Repetitive transformation happens through repeat exposure to something over a series of experiences. The shift in the participant may be gradual or sudden but it comes about through habituating an experience that incrementally moves the transformation forward.
Risks that pose a steep learning curve or are the product of sever estrangement on the part of the participants are good candidates for repetitive transformation. One concentrated experience might be more than the participant can stomach, resulting in the negative transformation of trauma rather than connection and enrichment. Addressing the risk in bite-size chunks brings the participant along in a more sustained manner.
A single encounter with the experience can produce a wow factor, but participants won’t necessarily be changed by a single encounter. Experiences of repetitive transformation have a rich quality about them that promises more to be discovered upon future visits.
At the sexually permissive gatherings of The Dirty Gentleman (TDG), transformation happens through repetitive exposure.
The proprietor, known as Mr.

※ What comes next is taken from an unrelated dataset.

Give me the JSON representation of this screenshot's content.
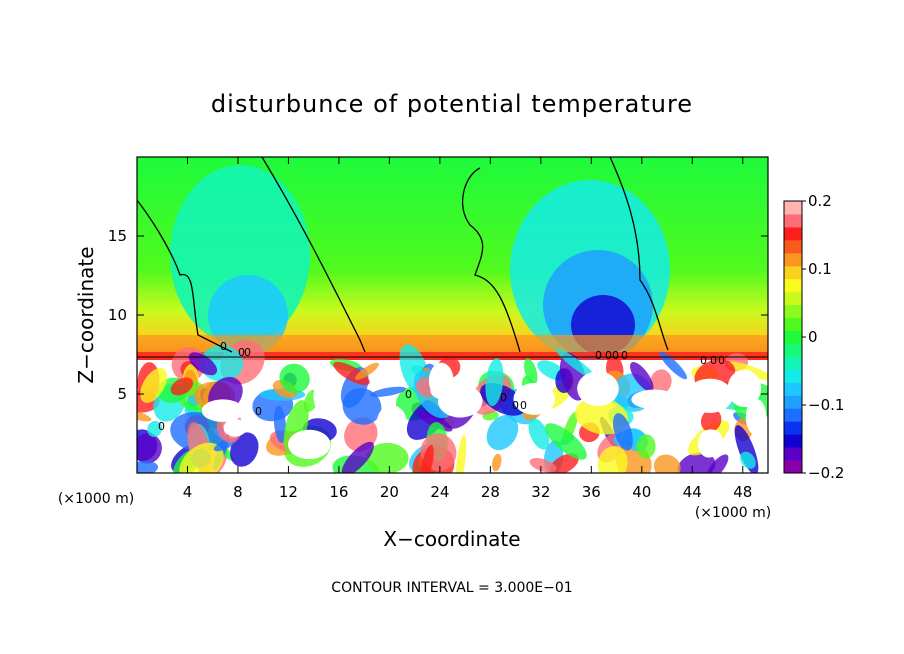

Gentleman, aspires for transformation in both individuals and a larger culture: “I personally feel that this set of rules [of etiquette] translates very well outside of this context, so there is an ulterior motive to post this as a set of generalized etiquette and manners so that we don’t fall back on assumptions of what is okay. Like, you shouldn’t make fun of someone for asking if they can give you a hug. No, support that! Say, ‘yes, that’s great. I’d love a hug,’ is really good, but saying ‘oh, that’s stupid, why would you ask me?’ reinforces that in the wrong way. I think that’s a repetitive process that happens in really tiny, small things that happen all the time.” (For more on consent for platonic hugs, see the elaboration under social risk.)
After only two monthly gatherings, and a sit-down interview with Mr. Gentleman, my experience of the transformational potential of TDG is palpable. It’s infecting my sense of manners and politeness in banal interactions outside the gatherings. While I’m finding my interactions now can tend toward being more polite, others might go in the other direction of being more direct. One regular attendee at the TDG quarterly socials cites that going to such gatherings has helped him be more confident and assertive in life. A set designer in his early 30s, he says “I grew up with the idea that you shouldn’t impose on other people’s lives in ways that they don’t want. So, I generally try to let other people speak or set myself aside where possible and give other people the attention or the floor as necessary.” TDG gives him the opportunity to try on a different set of behavior. “Being able to put on a role where I am engaging with the intersection of their desires and mine is very different than what I do in everyday life. It has been helpful in figuring out how that can translate back into everyday life. I feel more self confident in general.”